Muitos civis que vivem sob controle do M23 não estão recebendo assistência nenhuma, pois algumas das regiões são muito difíceis de acessar em meio à falta de segurança. Aqueles que vivem sob domínio dos rebeldes dizem viver em meio ao terror.
“A situação está muito ruim. Pessoas estão sendo mortas”, disse um morador de Rutshuru Central, uma cidade atualmente ocupada pelo grupo. A AP não informará seu nome para preservar sua identidade. As pessoas vivem com medo e os rebeldes exigem comida e dinheiro, segundo ele. O M23 também está espancando e prendendo aqueles que tiram fotos na cidade, porque temem que as pessoas estejam repassando informações, diz.
Até agora, as iniciativas de negociações de paz não tiveram grandes resultados. Ambos os lados se acusam mutuamente de violar um frágil cessar-fogo acordado no mês passado em Angola. Nesta semana, representantes do M23 se reuniram com lideranças regionais, a missão de paz da ONU no Congo e o exército congolês, e disseram estar receptivos aos esforços de resolução do conflito, disse em uma declaração Lawrence Kanyuka, porta-voz político do grupo.
O governo do Congo culpa Ruanda por apoiar o M23 com tropas e poder de fogo superior, conclusões que são apoiadas pela ONU. Em um pronunciamento à nação nesta semana, o presidente congolês Felix Tshisekedi chamou a comunidade internacional à responsabilidade por não agir o suficiente para conter a disputa.
“O leste está sendo atormentado pela violência em razão da presença de muitos grupos armados em indiferença quase total à comunidade internacional”, disse.
O contínuo suporte externo aos rebeldes, agravado pela escalada da violência, poderia ameaçar a estabilidade regional, segundo dizem analistas de conflito.

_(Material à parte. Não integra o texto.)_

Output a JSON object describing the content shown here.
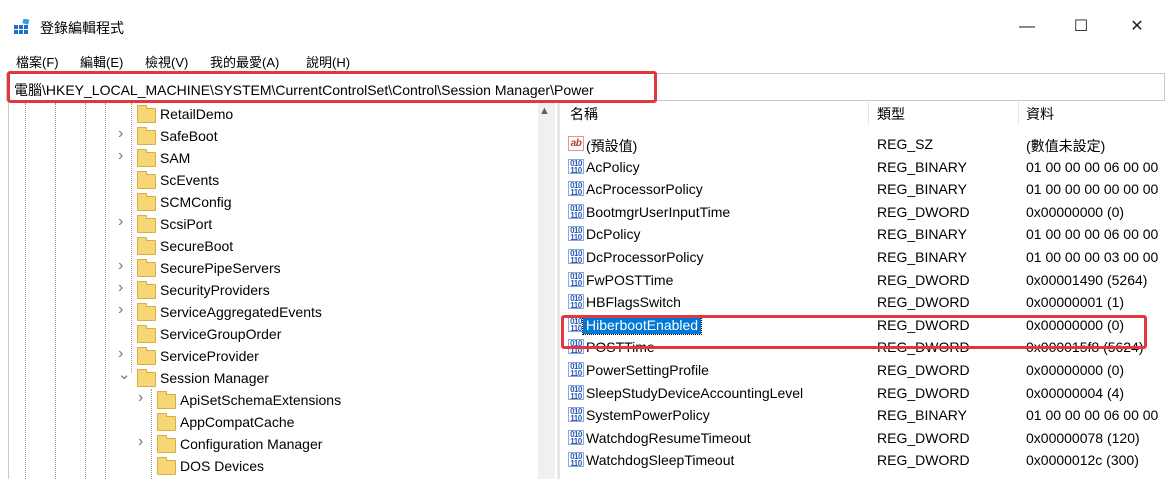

“O problema das milícias no Congo vem se tornando cada vez mais uma importante ameaça à segurança regional”, disse Trupti Agrawal, analista sênior da Unidade de Inteligência da The Economist para a África Oriental. “A capacidade dos grupos rebeldes de intensificar os ataques, apesar dos reforços às operações de contrainsurgência, mostra sua força.”